Predigtreihe: Monatliche Liedpredigten zur Lutherdekade, 2012

August 2012, verfasst von Ulrich Wiesjahn

 

Predigt über das Lied "Die güldne Sonne" (EG 449)


Liebe Gemeinde!

Kennen Sie das hübsche, heitere Sommergedicht von Theodor Fontane? Es ist überschrieben mit „Guter Rat":

            An einem Sommermorgen,   da nimm den Wanderstab,
            es fallen deine Sorgen   wie Nebel von dir ab.
            Des Himmels heitere Bläue   lacht dir ins Herz hinein
            und schließt wie Gottes Treue   mit seinem Dach dich ein.

            Rings Blüten nur und Triebe   und Halme, von Segen schwer.
            Dir ist, als zöge die Liebe   des Weges nebenher.
            So heimisch alles klinget   als wie im Vaterhaus,
            und über die Lerchen schwinget   die Seele sich hinaus.

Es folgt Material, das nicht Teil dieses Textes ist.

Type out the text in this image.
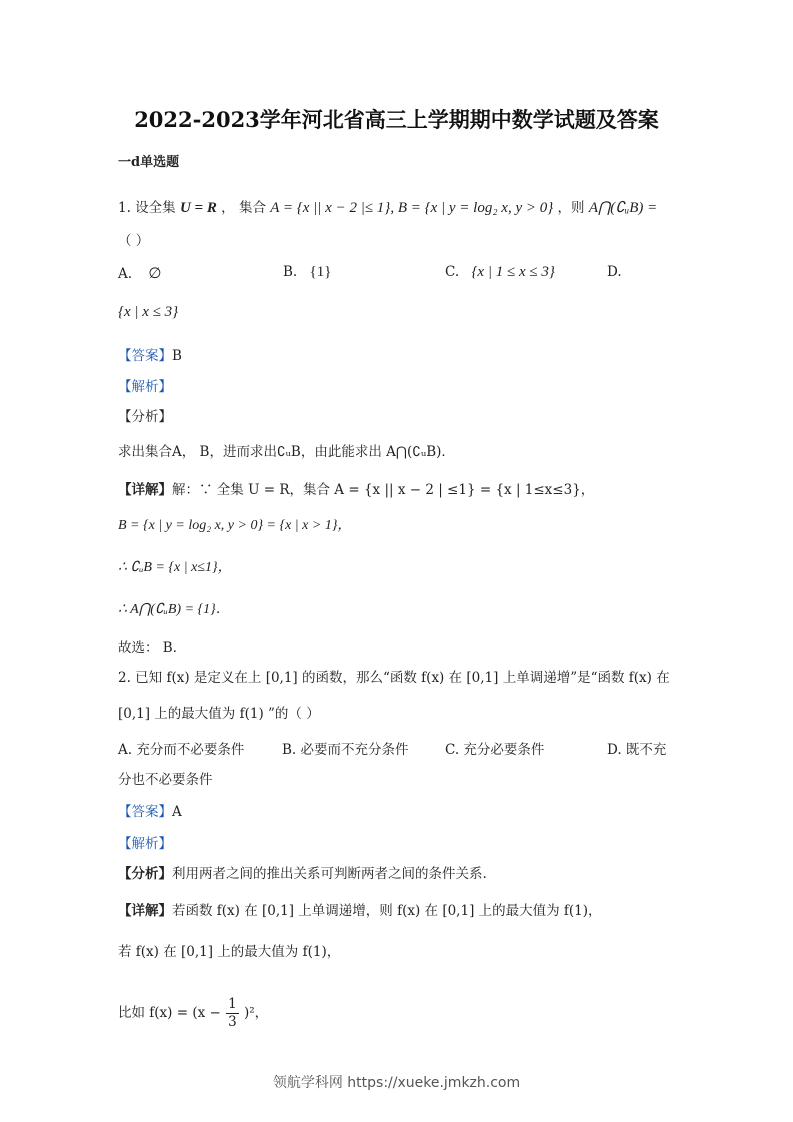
2022-2023学年河北省高三上学期期中数学试题及答案
一d单选题
1. 设全集 U = R ， 集合 A = {x || x − 2 |≤ 1}, B = {x | y = log₂ x, y > 0} ，则 A⋂(∁ᵤB) =
（ ）
A. ∅	B. {1}	C. {x | 1 ≤ x ≤ 3}	D.
{x | x ≤ 3}
【答案】B
【解析】
【分析】
求出集合A， B，进而求出∁ᵤB，由此能求出 A⋂(∁ᵤB)．
【详解】解：∵ 全集 U = R，集合 A = {x || x − 2 | ≤1} = {x | 1≤x≤3}，
B = {x | y = log₂ x, y > 0} = {x | x > 1}，
∴ ∁ᵤB = {x | x≤1}，
∴ A⋂(∁ᵤB) = {1}．
故选： B．
2. 已知 f(x) 是定义在上 [0,1] 的函数，那么“函数 f(x) 在 [0,1] 上单调递增”是“函数 f(x) 在
[0,1] 上的最大值为 f(1) ”的（ ）
A. 充分而不必要条件	B. 必要而不充分条件	C. 充分必要条件	D. 既不充
分也不必要条件
【答案】A
【解析】
【分析】利用两者之间的推出关系可判断两者之间的条件关系.
【详解】若函数 f(x) 在 [0,1] 上单调递增，则 f(x) 在 [0,1] 上的最大值为 f(1)，
若 f(x) 在 [0,1] 上的最大值为 f(1)，
比如 $f(x) = (x - \frac{1}{3} )^2$，
领航学科网 https://xueke.jmkzh.com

Ja, das wäre auch für uns jetzt ein guter Rat in dieser schönen Sommerzeit. Denn wir hier in der Kirche sind schließlich ganz normal empfindende Leute, die das genießen, was uns fröhlich umgibt. Wir ahnen wie Fontane, dass der Genuss des Sommers, der Ferien, des Urlaubs, des Blühens und der Ernte unbedingt noch einen tieferen Sinn hat und für uns zu einem Glaubensbekenntnis werden kann, wenn unser Herz nur weit genug und fröhlich ist.

In genau diesem Sinne wenden wir uns heute unserem berühmtesten evangelischen Liederdichter zu, der 200 Jahr vor Fontane den Anfang zu unserer Naturfrömmigkeit gemacht hat. Fontane hat Paul Gerhardt sehr genau gekannt, wie wir in seinen „Wanderungen durch die Mark Brandenburg" nachlesen können.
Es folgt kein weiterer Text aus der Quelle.